On 2021 September 16, and based on the recommendation of the EURL ECVAM report, the European Parliament strongly voted (667 votes to 4) in favor of the transition to a research system that no longer uses animals. And of course nobody is in favor of unnecessary animal suffering.
But when we review the ECVAM report (https://ec.europa.eu/jrc/en/science-update/better-antibodies-without-using-animals), several sentences can only leave us a bit puzzled.
Let's look at an anthology of these statements.
Building a display library for monoclonals
« Non-animal methods for generating and producing antibodies have been available for years. One such method, based on so-called ‘phage display’ technology, is extremely versatile…»
Yes, phage display is available for years now. John McCafferty and Sir. Gregory Winter developed the concept of displaying exogenous proteins on the surface of the filamentous bacteriophage M13, showing the possibilities of building phage libraries.
And how do you build a phage display library?
By extracting RNA from spleen cells or from circulating lymphocytes before (naive library) or after immunization with the antigen of interest (immune library). So from an animal. For a so called non-animal method. We don't deny that synthetic biology is becoming more popular, but let's be honest : how many companies are able to generate completely synthetic librairies today ?
Technical limits of display approaches
« … ‘phage display’ technology, is extremely versatile and can be used to generate a near-infinite range of high quality antibodies in a very efficient way »
Near-infinite range of high quality antibodies?
No, not exactly. And that's where the problem lies.
Working from B-cells of non immunized donors library, the host did not triggered a specific immune response against the antigen. So the generated antibodies have lower affinities compared to those generated during in vivo affinity maturation. Consequently, scientists are still trying to create larger libraries to circumvent this issue and increase the diversity. But with the limitations of transformation efficiency in the case of phage approach, the volume to expand the library, the quality of gene synthesis, the potential insertions or deletions that change the open reading frame and many more.

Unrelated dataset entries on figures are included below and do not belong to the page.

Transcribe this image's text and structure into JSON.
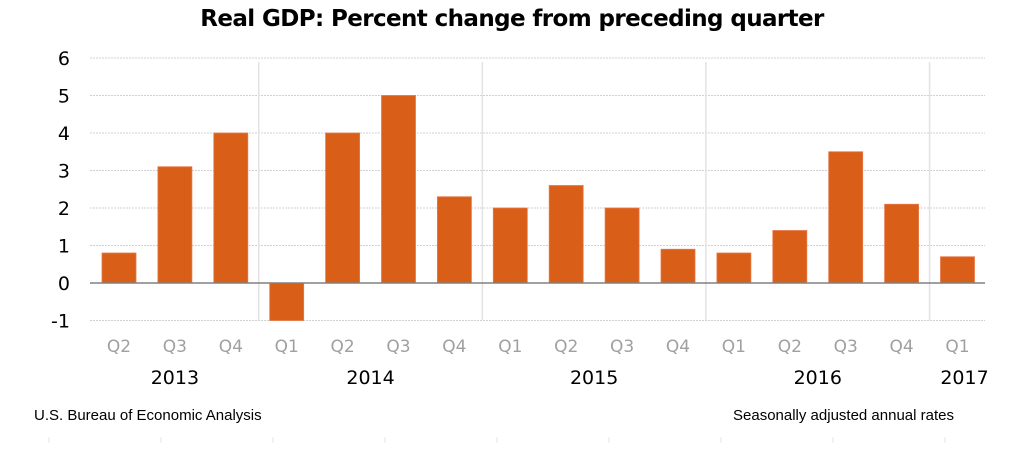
{
  "chart_data": {
    "type": "bar",
    "title": "Real GDP:  Percent change from preceding quarter",
    "xlabel": "",
    "ylabel": "",
    "ylim": [
      -1,
      6
    ],
    "yticks": [
      "6",
      "5",
      "4",
      "3",
      "2",
      "1",
      "0",
      "-1"
    ],
    "ytick_values": [
      6,
      5,
      4,
      3,
      2,
      1,
      0,
      -1
    ],
    "grid": true,
    "categories": [
      "Q2",
      "Q3",
      "Q4",
      "Q1",
      "Q2",
      "Q3",
      "Q4",
      "Q1",
      "Q2",
      "Q3",
      "Q4",
      "Q1",
      "Q2",
      "Q3",
      "Q4",
      "Q1"
    ],
    "years": [
      {
        "label": "2013",
        "start": 0,
        "count": 3
      },
      {
        "label": "2014",
        "start": 3,
        "count": 4
      },
      {
        "label": "2015",
        "start": 7,
        "count": 4
      },
      {
        "label": "2016",
        "start": 11,
        "count": 4
      },
      {
        "label": "2017",
        "start": 15,
        "count": 1
      }
    ],
    "series": [
      {
        "name": "Real GDP percent change",
        "color": "#D95F18",
        "values": [
          0.8,
          3.1,
          4.0,
          -1.0,
          4.0,
          5.0,
          2.3,
          2.0,
          2.6,
          2.0,
          0.9,
          0.8,
          1.4,
          3.5,
          2.1,
          0.7
        ]
      }
    ]
  },
  "footer": {
    "source": "U.S. Bureau of Economic Analysis",
    "note": "Seasonally adjusted annual  rates"
  }
}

Noting the limitations of the naive library approach, you decide to go for an immune library generation to get access to in-vivo maturation. A solution is to start from biological material from sick people recovering from diseases for instance but with a biased antibody repertoire toward specific targets. This is typically what have been done for COVID and scientist eventually stumbled upon nice neutralizing antibodies.

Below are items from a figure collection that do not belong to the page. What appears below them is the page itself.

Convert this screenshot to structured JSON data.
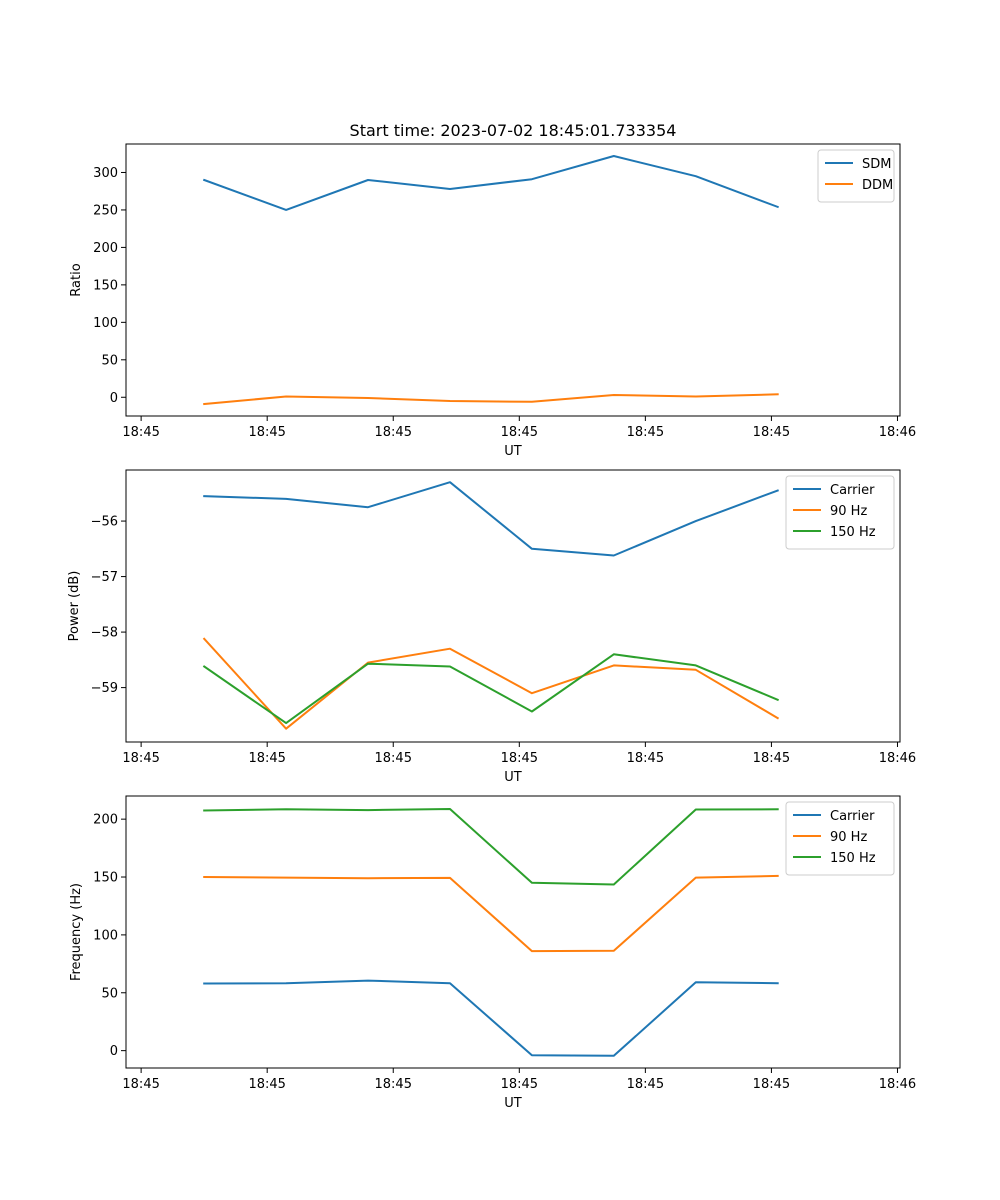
{
  "title": "Start time: 2023-07-02 18:45:01.733354",
  "chart_data": [
    {
      "type": "line",
      "title": "Start time: 2023-07-02 18:45:01.733354",
      "xlabel": "UT",
      "ylabel": "Ratio",
      "x_tick_labels": [
        "18:45",
        "18:45",
        "18:45",
        "18:45",
        "18:45",
        "18:45",
        "18:46"
      ],
      "x_tick_positions": [
        0,
        1,
        2,
        3,
        4,
        5,
        6
      ],
      "xlim": [
        -0.12,
        6.02
      ],
      "x": [
        0.5,
        1.15,
        1.8,
        2.45,
        3.1,
        3.75,
        4.4,
        5.05
      ],
      "ylim": [
        -25,
        338
      ],
      "yticks": [
        0,
        50,
        100,
        150,
        200,
        250,
        300
      ],
      "legend_loc": "upper right",
      "series": [
        {
          "name": "SDM",
          "color": "#1f77b4",
          "values": [
            290,
            250,
            290,
            278,
            291,
            322,
            295,
            254
          ]
        },
        {
          "name": "DDM",
          "color": "#ff7f0e",
          "values": [
            -9,
            1,
            -1,
            -5,
            -6,
            3,
            1,
            4
          ]
        }
      ]
    },
    {
      "type": "line",
      "title": "",
      "xlabel": "UT",
      "ylabel": "Power (dB)",
      "x_tick_labels": [
        "18:45",
        "18:45",
        "18:45",
        "18:45",
        "18:45",
        "18:45",
        "18:46"
      ],
      "x_tick_positions": [
        0,
        1,
        2,
        3,
        4,
        5,
        6
      ],
      "xlim": [
        -0.12,
        6.02
      ],
      "x": [
        0.5,
        1.15,
        1.8,
        2.45,
        3.1,
        3.75,
        4.4,
        5.05
      ],
      "ylim": [
        -59.98,
        -55.08
      ],
      "yticks": [
        -59,
        -58,
        -57,
        -56
      ],
      "legend_loc": "upper right",
      "series": [
        {
          "name": "Carrier",
          "color": "#1f77b4",
          "values": [
            -55.55,
            -55.6,
            -55.75,
            -55.3,
            -56.5,
            -56.62,
            -56.0,
            -55.45
          ]
        },
        {
          "name": "90 Hz",
          "color": "#ff7f0e",
          "values": [
            -58.12,
            -59.74,
            -58.55,
            -58.3,
            -59.1,
            -58.6,
            -58.68,
            -59.55
          ]
        },
        {
          "name": "150 Hz",
          "color": "#2ca02c",
          "values": [
            -58.62,
            -59.64,
            -58.57,
            -58.62,
            -59.43,
            -58.4,
            -58.6,
            -59.22
          ]
        }
      ]
    },
    {
      "type": "line",
      "title": "",
      "xlabel": "UT",
      "ylabel": "Frequency (Hz)",
      "x_tick_labels": [
        "18:45",
        "18:45",
        "18:45",
        "18:45",
        "18:45",
        "18:45",
        "18:46"
      ],
      "x_tick_positions": [
        0,
        1,
        2,
        3,
        4,
        5,
        6
      ],
      "xlim": [
        -0.12,
        6.02
      ],
      "x": [
        0.5,
        1.15,
        1.8,
        2.45,
        3.1,
        3.75,
        4.4,
        5.05
      ],
      "ylim": [
        -15,
        220
      ],
      "yticks": [
        0,
        50,
        100,
        150,
        200
      ],
      "legend_loc": "upper right",
      "series": [
        {
          "name": "Carrier",
          "color": "#1f77b4",
          "values": [
            58,
            58.3,
            60.5,
            58.3,
            -4,
            -4.5,
            59,
            58.3
          ]
        },
        {
          "name": "90 Hz",
          "color": "#ff7f0e",
          "values": [
            150,
            149.5,
            149,
            149.2,
            86,
            86.3,
            149.5,
            151
          ]
        },
        {
          "name": "150 Hz",
          "color": "#2ca02c",
          "values": [
            207.5,
            208.5,
            207.8,
            208.8,
            145,
            143.5,
            208.3,
            208.5
          ]
        }
      ]
    }
  ]
}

But what if the patients are not in remission? What if the infection does not allow the collection of biological material?

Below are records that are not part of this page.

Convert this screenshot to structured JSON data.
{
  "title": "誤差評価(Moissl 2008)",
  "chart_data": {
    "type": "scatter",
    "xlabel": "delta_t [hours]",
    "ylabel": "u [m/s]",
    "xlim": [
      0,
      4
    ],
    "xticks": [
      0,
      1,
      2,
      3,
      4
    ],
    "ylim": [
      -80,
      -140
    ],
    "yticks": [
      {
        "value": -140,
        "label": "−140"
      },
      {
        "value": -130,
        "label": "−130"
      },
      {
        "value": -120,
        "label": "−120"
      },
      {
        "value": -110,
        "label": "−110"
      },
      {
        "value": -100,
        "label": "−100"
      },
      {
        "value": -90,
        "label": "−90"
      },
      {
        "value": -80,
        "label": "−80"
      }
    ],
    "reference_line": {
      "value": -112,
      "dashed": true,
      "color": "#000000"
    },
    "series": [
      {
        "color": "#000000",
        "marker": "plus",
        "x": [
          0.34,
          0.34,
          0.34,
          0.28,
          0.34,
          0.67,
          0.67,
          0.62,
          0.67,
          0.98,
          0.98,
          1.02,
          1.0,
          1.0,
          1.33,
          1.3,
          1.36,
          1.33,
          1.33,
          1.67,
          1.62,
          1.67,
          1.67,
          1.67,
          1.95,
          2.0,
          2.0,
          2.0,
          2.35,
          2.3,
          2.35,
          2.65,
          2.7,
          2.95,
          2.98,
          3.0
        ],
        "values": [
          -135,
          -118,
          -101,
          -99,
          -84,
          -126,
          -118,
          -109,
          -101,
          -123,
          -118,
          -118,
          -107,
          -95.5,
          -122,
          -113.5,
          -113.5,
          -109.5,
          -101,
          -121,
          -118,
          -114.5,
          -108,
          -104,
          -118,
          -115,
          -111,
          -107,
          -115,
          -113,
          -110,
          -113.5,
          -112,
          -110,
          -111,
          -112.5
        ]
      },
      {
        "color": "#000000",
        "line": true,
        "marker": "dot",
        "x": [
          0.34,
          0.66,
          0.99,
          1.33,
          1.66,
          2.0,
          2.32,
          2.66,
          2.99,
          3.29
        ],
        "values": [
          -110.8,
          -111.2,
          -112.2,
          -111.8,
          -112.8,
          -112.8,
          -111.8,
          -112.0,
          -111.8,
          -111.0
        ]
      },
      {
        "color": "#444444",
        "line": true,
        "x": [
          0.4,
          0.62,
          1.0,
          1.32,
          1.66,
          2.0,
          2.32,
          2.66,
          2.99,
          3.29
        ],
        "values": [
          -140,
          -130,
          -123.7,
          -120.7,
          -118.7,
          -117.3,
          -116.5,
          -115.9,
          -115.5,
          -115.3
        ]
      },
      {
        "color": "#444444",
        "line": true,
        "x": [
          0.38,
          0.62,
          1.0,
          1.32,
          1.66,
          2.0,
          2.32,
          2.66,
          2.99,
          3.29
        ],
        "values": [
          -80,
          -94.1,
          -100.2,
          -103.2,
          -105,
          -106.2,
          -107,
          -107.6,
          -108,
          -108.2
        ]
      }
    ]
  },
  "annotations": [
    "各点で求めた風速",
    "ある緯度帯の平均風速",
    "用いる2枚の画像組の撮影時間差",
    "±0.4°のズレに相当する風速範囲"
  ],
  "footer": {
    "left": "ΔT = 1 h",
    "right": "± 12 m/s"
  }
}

You’re then compelled to inject animals. Back to square one.
Batch-to-batch reproductibility of antibodies manufacturing
« Animal-derived antibodies typically suffer from batch-to-batch variability and many show low specificity towards the target molecule ».
Polyclonals, yes. Monoclonals, no.
In parallel to phage display, the technology of hybridomas generation was developed by George Köhler and César Milstein for mouse species, and by Hervé Bazin for rat species (the latter gave birth to the company SYnAbs). The goal was to allow an infinite and repeatable production of a monoclonal antibody of interest thanks to the progress of cell culture. One the clone is generated, the manufacturing becomes animal-free. And single cell B approach permits to go directly for a recombinant expression.
Why animal-derived monoclonal antibodies systematically outperform any equivalent
« Non-animal-derived antibodies typically exhibit highly desirable characteristics such as being able to form a strong bond with targets (binding affinity), having a long shelf life (stability) and the ability to be very selective (specificity), usually outperforming animal-derived equivalents »
In fact, it is the exact opposite.
One of the well-known limitation of non-animal derived antibodies is that the VH-VL natural pairing found in antibody-producing B cells are not retained in combinatorial libraries. This can potentially lead to suboptimal solubility or other biophysical characteristics.
Morevoer, in vitro libraries can express unnatural sequences that may conduct to developability issues such as aggregation, V-region glycosylation sites, poor expression yield in expression cells, weak thermal and long-term stability.
The diversity is not defined by the number of antibody variants but by the number of functional antibodies that can recognize the epitopes. And that makes all the difference.
If it is certain that progress must be made to limit the number of animals, this could first be done by a harmonization of European laws, concerning first the use of ascites (forbidden in Belgium, but not in France) or a progressive replacement of polyclonals (which are the largest consumer of animals) by monoclonals.
As for the generation of monoclonals against non-immunogenic small molecules or complex antigens such as transmembrane proteins, we are deeply convinced that nothing is better than to start with what nature has already made available for the creation of a complete and functional repertoire.
For SYnAbs, we have chosen to work with the rat species, a species considered as a nuisance in the sewers of cities, and eradicated via anti-coagulants generating a death in suffering.
Stopping the use of animals altogether seems to be a nonsense in the Pharmaceutical industry, and beyond the generation of very high value-added antibodies, we are not even talking about the imperative need for access to transgenic animal models for proof-of-concept and validation studies.